Proposta de recontagem de mortos
Além da mudança e atraso nos boletins e da ocultação de informações da plataforma da covid-19, a declaração do empresário Carlos Wizard, convidado por Pazuello para assumir a Secretaria da Ciência, Tecnologia e Insumos Estratégicos (do Ministério da Saúde), de que o Governo vai recontar os mortos da covid-19 nos Estados provocou revolta entre as secretarias estaduais de Saúde. “Tinha muita gente morrendo por outras causas e os gestores públicos, puramente por interesse de ter um orçamento maior nos seus municípios, nos seus estados, colocavam todo mundo como covid. Estamos revendo esses óbitos”, afirmou ao jornal O Globo, no sábado.
“A tentativa autoritária, insensível, desumana e antiética de dar invisibilidade aos mortos pela Covid-19, não prosperará”, criticou o Conselho Nacional dos Secretários de Saúde (Conass), em nota publicada neste sábado, como reação às declarações de Wizard. “[A fala] Insulta a memória de todas aquelas vítimas indefesas desta terrível pandemia e suas famílias”, completou o Conass.
“As medidas contrariam a Constituição Federal, a Lei de Acesso à Informação, as boas práticas de transparência pública reconhecidas internacionalmente e evidenciam, mais uma vez, o espírito antidemocrático do governo de Jair Bolsonaro”, repudiou a Associação Brasileira de Jornalismo Investigativo (Abraji). “A Abraji repudia o abuso de autoridade por parte do alto escalão do governo federal e condena tentativa de impor obstáculos às atividades jornalísticas através da ocultação de informações de interesse público. Também apela aos demais poderes da República para que fiscalizem e punam eventuais atos de improbidade administrativa com o máximo rigor da lei”, completou a entidade, em nota. “A transparência de informação é um instrumento poderoso no combate à epidemia”, criticou Paulo Jerônimo de Sousa, presidente da ABI (Associação Brasileira de Imprensa), em nota na qual acusa o governo de “tentar silenciar a imprensa tarde da noite”.
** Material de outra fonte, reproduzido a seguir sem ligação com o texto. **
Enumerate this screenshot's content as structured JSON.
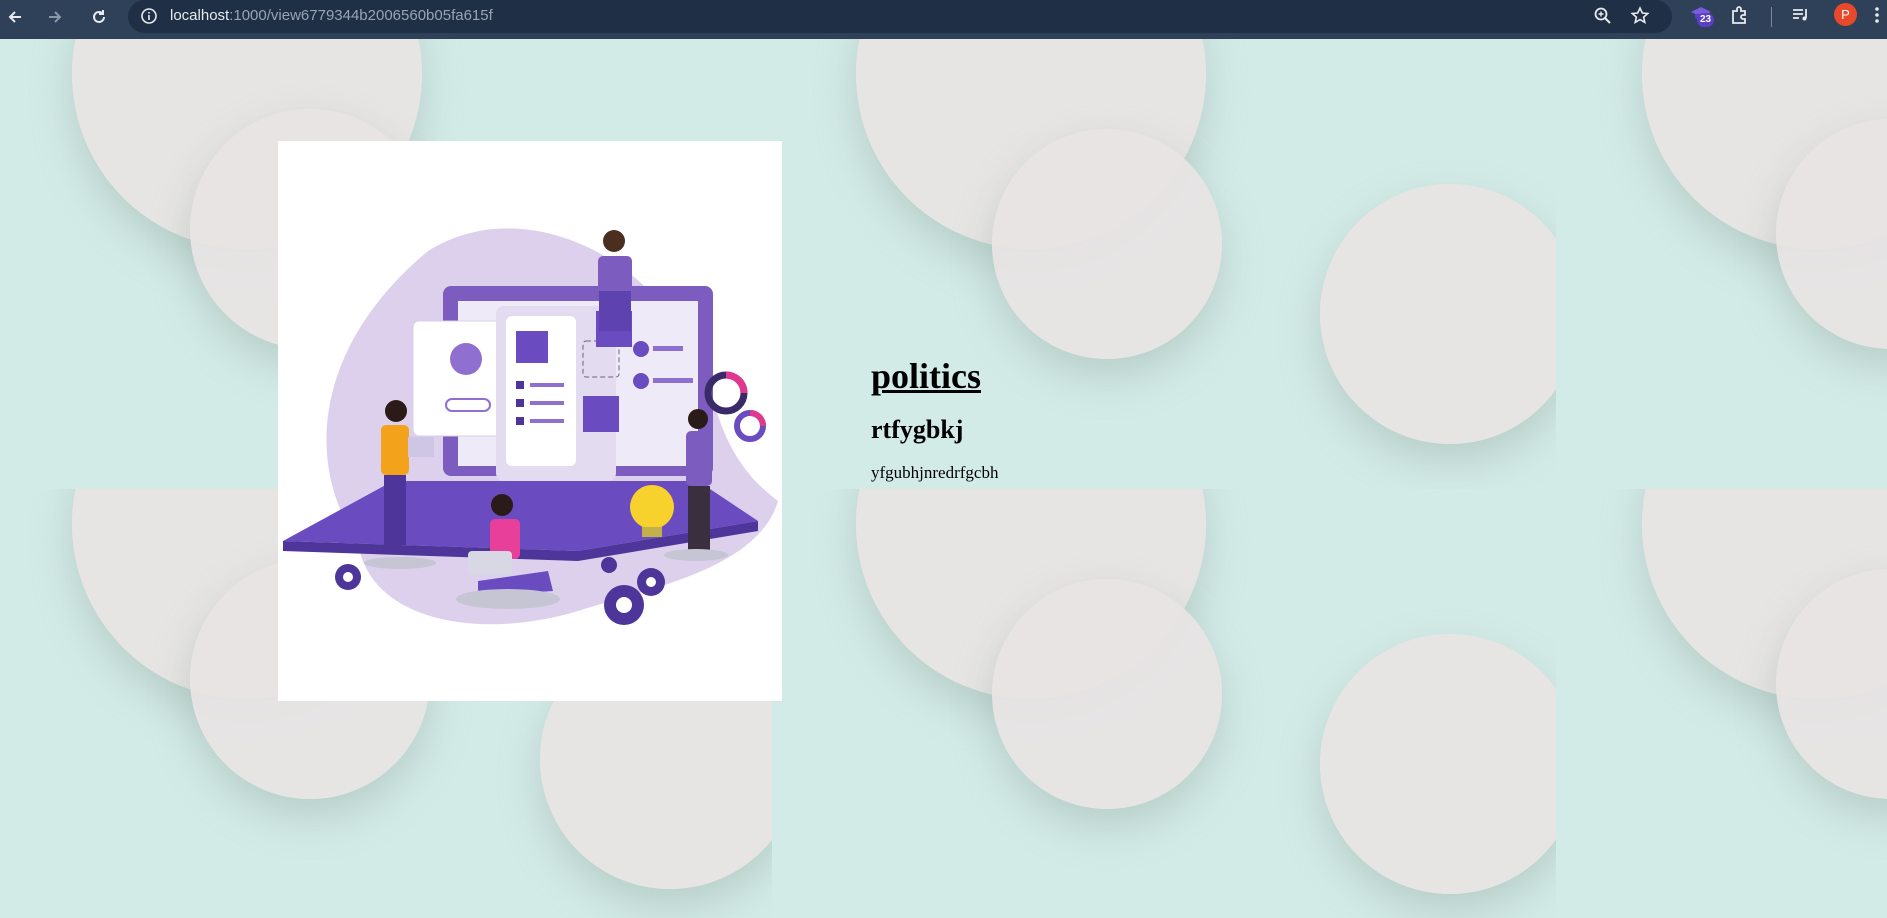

A ocultação dos dados pelo Governo não deve, entretanto, passar incólume. De acordo com o G1, a Defensoria Pública da União (DPU) ingressou com um pedido de liminar na Justiça Federal de São Paulo para que o Governo volte a divulgar os dados sobre a pandemia integralmente. O presidente da Câmara, Rodrigo Maia (DEM-RJ) afirmou ter feito um “apelo” ao ministro da Secretaria-Geral da Presidência, Jorge Oliveira, para que o Governo “restabeleça a transparência”. Já o ministro Bruno Dantas, do Tribunal de Contas da União (TCU), também afirmou que estuda propor que seja estabelecido um horário limite para que os Estados e o Governo federal divulguem os dados.
Enquanto isso, nas redes sociais, a comparação entre Bolsonaro e o norte-coreano Kim Jong-Un dispararam ―a Coreia do Norte não divulga seus mortos pelo novo coronavírus e o nome do país era trending topic mundial justamente pela comparação entre os dois líderes. “Agora será padrão Kim Jong-Un? O ditador da Coreia do Norte decidiu que ninguém morreu de Covid19 no seu país. Funciona assim em ditadura”, escreveu o jornalista Guga Chacra.